5 Table 1: Accuracy of individual binary classifiers in one-vs.-one.

Instrument Accuracy Cello 0.55117 Oboe 0.57151 Bassoon 0.68570 Flute 0.68544 French Horn 0.56389 Viola 0.57524 Trombone 0.62732 Violin 0.49570 Clarinet 0.53000 Trumpet 0.58230

These results could also depend greatly on the choice of input database. Given a generally generic or nondistinguishable database of scores for a certain instrument, no features of distinguishing instrumental idiom could be taught to the classifier, leading to a classifier with relatively poorer accuracy. Larger datasets would likely boost classifier accuracy.

5.2 Analyzing Features

As we tried different tunings of our algorithm, we found that removing some features and amplifying others gave us more total accuracy. Namely, removing bigram and trigram feature sets and amplifying highest note, lowest note, and average note pitch features (by adding features for each of these values squared and cubed) increased the accuracy. It is believed that this is because the sheer number of bigram and trigram features outweight the more salient features such as range. This is an exhibition of one of the limitations of the algorithm we chose. Instrument ranges are hard cutoffs, similar to constraints in a constraint satisfaction problem. But in linear regression, there’s no way to tell the algorithm that some feature values completely exclude some classifications.

6 Conclusion

In summary, this project endeavored to use multiclass classification methods to classify musical scores by instrument. Using a one-vs-one approach, we achieved substantive improvement over our baseline. A big takeaway from this project is the importance of large datasets. Our project involved training many classifiers, each of which only had approximately 200 data points, which was likely detrimental to their accuracy.

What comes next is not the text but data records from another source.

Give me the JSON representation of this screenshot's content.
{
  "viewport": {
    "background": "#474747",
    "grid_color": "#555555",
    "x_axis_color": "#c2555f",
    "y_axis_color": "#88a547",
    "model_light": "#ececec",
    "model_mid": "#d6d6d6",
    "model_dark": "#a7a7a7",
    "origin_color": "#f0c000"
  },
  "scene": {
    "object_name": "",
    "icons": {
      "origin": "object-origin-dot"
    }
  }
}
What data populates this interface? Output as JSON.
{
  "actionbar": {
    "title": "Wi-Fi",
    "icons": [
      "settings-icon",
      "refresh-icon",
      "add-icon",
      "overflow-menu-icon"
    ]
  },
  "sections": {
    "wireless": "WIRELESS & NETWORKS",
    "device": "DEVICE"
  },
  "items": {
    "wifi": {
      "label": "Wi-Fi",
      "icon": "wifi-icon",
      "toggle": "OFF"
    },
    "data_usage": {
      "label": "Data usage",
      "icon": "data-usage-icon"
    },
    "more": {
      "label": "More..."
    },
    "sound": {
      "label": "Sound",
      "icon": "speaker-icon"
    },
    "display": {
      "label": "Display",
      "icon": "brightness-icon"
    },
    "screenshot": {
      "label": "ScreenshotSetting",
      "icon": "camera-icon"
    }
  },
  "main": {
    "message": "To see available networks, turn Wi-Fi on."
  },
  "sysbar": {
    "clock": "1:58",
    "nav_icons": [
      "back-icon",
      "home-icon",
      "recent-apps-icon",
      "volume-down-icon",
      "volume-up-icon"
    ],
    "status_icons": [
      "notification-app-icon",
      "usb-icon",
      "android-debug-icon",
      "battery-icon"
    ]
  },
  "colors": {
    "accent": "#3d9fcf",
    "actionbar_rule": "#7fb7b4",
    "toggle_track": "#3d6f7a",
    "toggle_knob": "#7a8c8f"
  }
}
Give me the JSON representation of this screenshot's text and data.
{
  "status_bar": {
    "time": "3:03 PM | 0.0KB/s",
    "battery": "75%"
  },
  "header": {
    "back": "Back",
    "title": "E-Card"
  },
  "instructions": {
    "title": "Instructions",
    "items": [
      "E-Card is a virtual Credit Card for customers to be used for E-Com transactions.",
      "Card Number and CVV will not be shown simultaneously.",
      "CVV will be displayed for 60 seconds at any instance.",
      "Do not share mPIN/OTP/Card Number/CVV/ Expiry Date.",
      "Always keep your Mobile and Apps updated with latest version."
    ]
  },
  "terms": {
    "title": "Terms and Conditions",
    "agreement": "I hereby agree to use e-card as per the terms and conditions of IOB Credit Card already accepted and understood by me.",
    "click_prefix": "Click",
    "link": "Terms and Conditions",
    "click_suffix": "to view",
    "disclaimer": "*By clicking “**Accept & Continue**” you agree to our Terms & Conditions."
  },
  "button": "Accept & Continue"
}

If we are to move forward with this research, one area upon which we would focus effort is finding or creating additional data. We would also consider using more complicated algorithms such as neural nets to classify our data, since they are more likely to capture the complex nature of each feature vector. We could also look into a clustering algorithm to see how our data interacts with itself in space.

References

[1] Simmermacher, C., Deng, J.D., & Cranefield, S. (2006). Feature Analysis and Classification of Classical Musical Instruments: An Empirical Study. Industrial Conference on Data Mining. [2] Toghiani-Rizi, B., & Windmark, M. (2016). Musical Instrument Recognition Using Their Distinctive Characteristics in Artificial Neural Networks. Uppsala University. [3] Armentano, G. M., De Noni, W. A., & Cardoso, H. F. (2016). Genre Classification of Symbolic Pieces of Music. Springer Science.